Permasalahan Berdasarkan latar belakang di atas, maka rumusan masalah dalam penelitian ini adalah: 1.
Apa saja nilai-nilai romantic relationship yang ditampilkan dalam sinetron Si Doel Anak Sekolahan?
2.
Bagaimana nilai-nilai romantic relationship tersebut terjalin di antara tokoh Doel, Sarah, dan Zaenab dalam sinetron Si Doel Anak Sekolahan?
3.
Dari ketiga tokoh utama dalam sinetron Si Doel Anak Sekolahan tersebut, tokoh manakah yang memiliki kecenderungan mengaplikasikan nilai-nilai romantic relationship yang sesuai dengan adat ketimuran budaya Indonesia?
Tujuan Penulisan Penelitian ini dilakukan untuk mengetahui bagaimana romantic relationship yang terdapat di antara tokoh Doel, Sarah, dan Zaenab dalam sinetron Si Doel Anak Sekolahan. Dari tujuan tersebut, diharapkan bisa memberikan manfaat berupa panduan atau gambaran dalam menjalani romantic relationship di kalangan khalayak yang menonton sinetron
tersebut, di mana sebagian besar penonton sinetron adalah remaja perempuan serta wanita dewasa.

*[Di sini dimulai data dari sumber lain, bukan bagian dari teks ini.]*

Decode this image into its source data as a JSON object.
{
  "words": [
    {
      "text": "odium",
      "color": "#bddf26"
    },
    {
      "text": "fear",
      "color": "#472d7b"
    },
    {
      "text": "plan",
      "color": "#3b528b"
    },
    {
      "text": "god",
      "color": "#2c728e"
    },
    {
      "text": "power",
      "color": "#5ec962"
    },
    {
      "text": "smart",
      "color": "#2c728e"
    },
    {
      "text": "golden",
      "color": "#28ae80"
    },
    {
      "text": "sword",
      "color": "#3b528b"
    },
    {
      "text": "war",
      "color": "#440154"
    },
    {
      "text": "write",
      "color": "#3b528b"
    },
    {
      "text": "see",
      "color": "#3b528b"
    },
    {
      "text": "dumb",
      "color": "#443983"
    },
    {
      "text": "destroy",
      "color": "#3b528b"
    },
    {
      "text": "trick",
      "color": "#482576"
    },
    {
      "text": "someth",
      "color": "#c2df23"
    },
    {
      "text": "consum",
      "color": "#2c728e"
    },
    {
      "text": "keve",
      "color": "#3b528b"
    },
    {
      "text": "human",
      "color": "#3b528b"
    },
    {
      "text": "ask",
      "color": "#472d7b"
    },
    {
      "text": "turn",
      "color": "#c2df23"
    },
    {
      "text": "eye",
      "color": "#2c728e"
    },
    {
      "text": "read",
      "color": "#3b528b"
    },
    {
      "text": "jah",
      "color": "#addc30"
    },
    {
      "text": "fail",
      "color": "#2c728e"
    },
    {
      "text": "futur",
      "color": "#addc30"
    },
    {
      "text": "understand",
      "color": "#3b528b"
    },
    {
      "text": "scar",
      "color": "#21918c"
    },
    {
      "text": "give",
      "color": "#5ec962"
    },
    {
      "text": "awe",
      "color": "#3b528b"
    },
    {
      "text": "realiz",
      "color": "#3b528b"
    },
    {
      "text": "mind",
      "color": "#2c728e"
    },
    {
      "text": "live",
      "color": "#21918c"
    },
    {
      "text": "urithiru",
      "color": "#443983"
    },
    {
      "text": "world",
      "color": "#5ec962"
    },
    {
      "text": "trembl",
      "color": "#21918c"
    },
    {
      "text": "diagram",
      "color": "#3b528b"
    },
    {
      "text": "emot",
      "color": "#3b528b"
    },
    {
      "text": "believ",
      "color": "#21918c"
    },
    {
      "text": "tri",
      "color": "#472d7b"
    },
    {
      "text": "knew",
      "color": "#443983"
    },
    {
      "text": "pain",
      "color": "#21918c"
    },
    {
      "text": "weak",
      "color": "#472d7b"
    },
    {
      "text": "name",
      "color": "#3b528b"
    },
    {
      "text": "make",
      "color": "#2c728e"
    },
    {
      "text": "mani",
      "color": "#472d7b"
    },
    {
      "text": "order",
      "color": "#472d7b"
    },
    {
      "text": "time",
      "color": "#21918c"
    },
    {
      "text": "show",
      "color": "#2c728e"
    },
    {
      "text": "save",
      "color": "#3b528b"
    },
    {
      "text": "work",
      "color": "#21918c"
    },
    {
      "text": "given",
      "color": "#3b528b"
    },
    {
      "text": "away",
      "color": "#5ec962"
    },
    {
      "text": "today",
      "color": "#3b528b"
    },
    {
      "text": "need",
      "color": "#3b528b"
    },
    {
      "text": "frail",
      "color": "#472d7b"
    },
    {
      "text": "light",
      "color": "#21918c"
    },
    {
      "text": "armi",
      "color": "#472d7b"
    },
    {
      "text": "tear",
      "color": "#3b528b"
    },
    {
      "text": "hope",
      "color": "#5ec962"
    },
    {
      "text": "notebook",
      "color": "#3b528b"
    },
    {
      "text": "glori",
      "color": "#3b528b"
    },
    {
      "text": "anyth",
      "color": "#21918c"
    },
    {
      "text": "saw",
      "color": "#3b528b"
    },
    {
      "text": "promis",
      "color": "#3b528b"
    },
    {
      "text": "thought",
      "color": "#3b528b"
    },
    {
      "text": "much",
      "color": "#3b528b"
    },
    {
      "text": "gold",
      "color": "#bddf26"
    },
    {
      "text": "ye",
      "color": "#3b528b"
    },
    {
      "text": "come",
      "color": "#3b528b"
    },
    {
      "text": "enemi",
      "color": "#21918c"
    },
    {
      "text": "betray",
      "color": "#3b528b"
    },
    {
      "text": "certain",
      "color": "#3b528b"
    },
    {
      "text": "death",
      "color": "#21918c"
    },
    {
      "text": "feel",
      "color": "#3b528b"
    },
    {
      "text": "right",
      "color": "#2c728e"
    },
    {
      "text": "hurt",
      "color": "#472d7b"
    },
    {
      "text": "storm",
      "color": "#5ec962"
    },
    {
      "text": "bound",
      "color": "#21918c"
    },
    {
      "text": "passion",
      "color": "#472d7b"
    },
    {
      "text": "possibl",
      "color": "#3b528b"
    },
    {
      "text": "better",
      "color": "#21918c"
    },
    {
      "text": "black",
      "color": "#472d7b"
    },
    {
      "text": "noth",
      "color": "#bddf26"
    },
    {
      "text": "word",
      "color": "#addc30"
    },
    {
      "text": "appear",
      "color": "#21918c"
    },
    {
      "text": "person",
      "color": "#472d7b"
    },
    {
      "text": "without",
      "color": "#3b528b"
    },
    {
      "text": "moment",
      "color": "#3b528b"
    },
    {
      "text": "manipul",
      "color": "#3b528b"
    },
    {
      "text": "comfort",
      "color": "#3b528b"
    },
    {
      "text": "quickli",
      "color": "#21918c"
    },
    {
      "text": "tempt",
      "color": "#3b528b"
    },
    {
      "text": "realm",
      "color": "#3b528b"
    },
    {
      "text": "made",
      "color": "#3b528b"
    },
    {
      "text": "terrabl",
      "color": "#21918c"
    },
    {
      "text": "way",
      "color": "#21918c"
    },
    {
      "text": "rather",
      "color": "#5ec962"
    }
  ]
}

Landasan Teori Televisi sebagai Media Komunikasi Massa yang Mensosialisasikan Nilai-Nilai Sosial Kehidupan sehari-hari manusia tidak bisa terlepas dari komunikasi. Komunikasi massa, sebagai salah satu level dalam konsep komunikasi ditandai dengan penggunaan media massa dalam penyampaian pesan dan cakupan komunikannya yang massal. Televisi merupakan salah satu media komunikasi massa yang memiliki kepopuleran cukup tinggi. Dengan popularitasnya, secara otomatis televisi mampu memunculkan terpaan juga sangat tinggi di kalangan khalayak/ audiens. Keberadaan media massa memang didesain untuk menjangkau sesuatu dalam jumlah yang banyak dan massal. Karakteristik audiens dari komunikasi massa adalah tersebar, dan tidak memiliki kesempatan untuk merespon atau berpartisipasi aktif, anonim, memiliki hubungan sepihak dengan pengirim pesan, impersonal, asimetris, serta kalkulatif/ manipulatif. ‘Pengirim’ di sini maksudnya adalah media itu sendiri (jurnalis, presenter, produser, entertainer, dll), atau bisa juga pihak yang ikut melakukan proses jual beli dalam media (pengiklan, politisi, pemuka agama, dll). Isi simbolik atau pesan dari komunikasi massa kecenderungan ‘terbentuk’ secara standar atau biasa juga diistilahkan dengan produksi massa, dan bisa digunakan kembali atau diulang proses konsumsinya dalam bentuk yang sangat mirip. Sehingga dengan kata lain, produk media massa bukanlah sesuatu yang unik atau kreatif (McQuail, 2000). Melihat pada salah satu fungsi komunikasi massa sebagai fungsi sosialisasi/ transmisi, di mana audiens bisa menyaksikan nilai-nilai yang terdapat dalam suatu masyarakat ditampilkan dalam program-program televisi, maka perlu mempertimbangkan secara khusus mengenai segala sesuatu hal yang akan ditampilkan dalam media massa tersebut. Jika nilainilai masyarakat yang ditampilkan di media massa hanya berpusat pada nilai yang negatif saja, maka terdapat kemungkinan audiens juga akan mengadopsi nilai-nilai tersebut dalam kehidupan sosial mereka. Nilai merupakan gagasan umum mengenai apa yang diinginkan dan apa yang dianggap benar dalam suatu masyarakat (Rich dalam Bankston, 2000). Sehingga, antara satu masyarakat dengan masyarakat yang lain terdapat kemungkinan perbedaan nilai-nilai yang dianut dalam kehidupan mereka. Gagasan umum yang terkandung dalam nilai tersebut tidak secara spesifik menjelaskan apa saja yang harus dilakukan atau bagaimana seharusnya
seseorang bertingkah laku untuk mewujudkan sesuatu yang benar dalam sebuah masyarakat. Sehingga, nilai membutuhkan norma untuk bisa berjalan sebagaimana mestinya dalam kehidupan manusia. Nilai-nilai sosial dari masyarakat yang ditampilkan dalam sinetron Si Doel Anak Sekolahan bisa diamati dari berbagai hal, seperti bahasa verbal maupun non verbal para pemain sinetron tersebut. Tulisan ini merupakan pengkajian mengenai romantic relationship dalam sinetron Si Doel Anak Sekolahan, sehingga nilai-nilai sosial yang dimaksud dalam penelitian ini adalah nilai-nilai sosial yang berhubungan dengan komunikasi interpersonal antar tokoh dalam sinetron tersebut, utamanya komunikasi interpersonal yang termasuk di dalam kategori romantic relationship.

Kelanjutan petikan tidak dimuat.